The iscsi cards in the servers are connected directly to the promise vtrak storage unit by cat5e cables. The servers are connected by their second nic cards to an 8 port 1000m belkin switch, which is connected to one of the procurve switches by a 100/1000 module. And then the servers have a third nic which is connected directly to each other by a crossover cable for the heartbeat connection.

Have you replaced the cable between the servers yet?

ASKER

Yes, replaced it this morning. Am looking to see if that works. Sorry it took so long to get back on here, someone had made some changes to the registry of the cluster servers and it took me most of the weekend to figure it out without re-installing the os.

ASKER

After replacing cable it is still going down. This is some of the errors I keep getting every 30 minutes roughly.

Source: ClusSvc
Event ID: 1123
The node lost communication with cluster node "servername1" on network "public'

Source: ClusSvc
Event ID: 1123
The node lost communication with cluster node "servername2" on network "public'

Source: ClusSvc
Event ID: 1126
The interface for cluster node "servername2" on network "public" is unreachable by at least one other cluster node attached to the network, the server cluster was not able to determine the locations of the failure.

Source: ClusSvc
Event ID: 1126
The interface for cluster node "servername1" on network "public" is unreachable by at least one other cluster node attached to the network, the server cluster was not able to determine the locations of the failure.

SOLUTION

membership

This solution is only available to members.

To access this solution, you must be a member of Experts Exchange.

Start Free Trial

Looks like you have the cluster traffic going over a network called public which i guess is not the private wire between the two cluster nodes.

ASKER

Private must be flakey because it is set up just like the help article suggests. The error messages always say it is losing connection on the public interface though, because I never get anything about the private network at all. It doesn't make any sense to me.

Force failures on private by pulling the crossover lead out to test. If it doesn't log anything it confirms it isn't connected at all since it doesn't log anything for a "still not working" condition.

The key part of the message is that it comes from Cluster Services!

Its not just about wiring up as per the book, you have to make sure that the cluster is setup to use the direct connect rather than the public interface. From memeory as it been a while since i had to do this, right click on the network interfaces in the Cluster GUI and take the appropriate action. i.e. select the private wire to be the preferred interface and select the public one as not preferred.

G

That's what the doc is about connollyg, it goes through the bindings setup under networking and the priority under cluster setup.

Andy,

Thats Obvious!

But why is cluster services running over the public network? Thats sems to be the real problem!

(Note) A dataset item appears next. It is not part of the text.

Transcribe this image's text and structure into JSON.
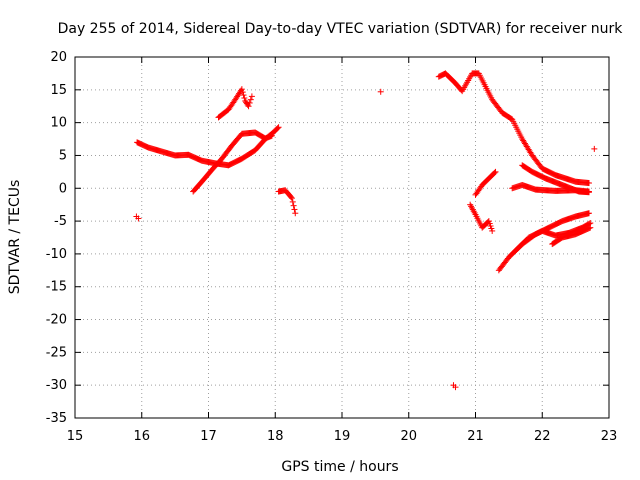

A secondary issue is why is the public network so unreliable!

G

ASKER

It shouldn't be running over the public network, I went in and checked the network priority tab under properties of the cluster and it shows that only my private network is being used. It doesn't even list the public network. And the properties of my private network show it to be set to only use internal communication.

So is there stuff in the event logs at boot time?

ASKER

I am putting in a new procurve switch tomorrow afternoon. I think that maybe our procurve, even though it's not showing a fault error, is going bad. The internet connection is slower in my building where this older switch is being used, than any other office in the whole plant. And people have been complaining some of their programs are getting slower here lately and then just lose connection altogether, but their internet is still fast. Wouldn't normally be on my mind, but the internet comes into my office and feeds the rest of the plant, so I would think our office should be faster than any other offices.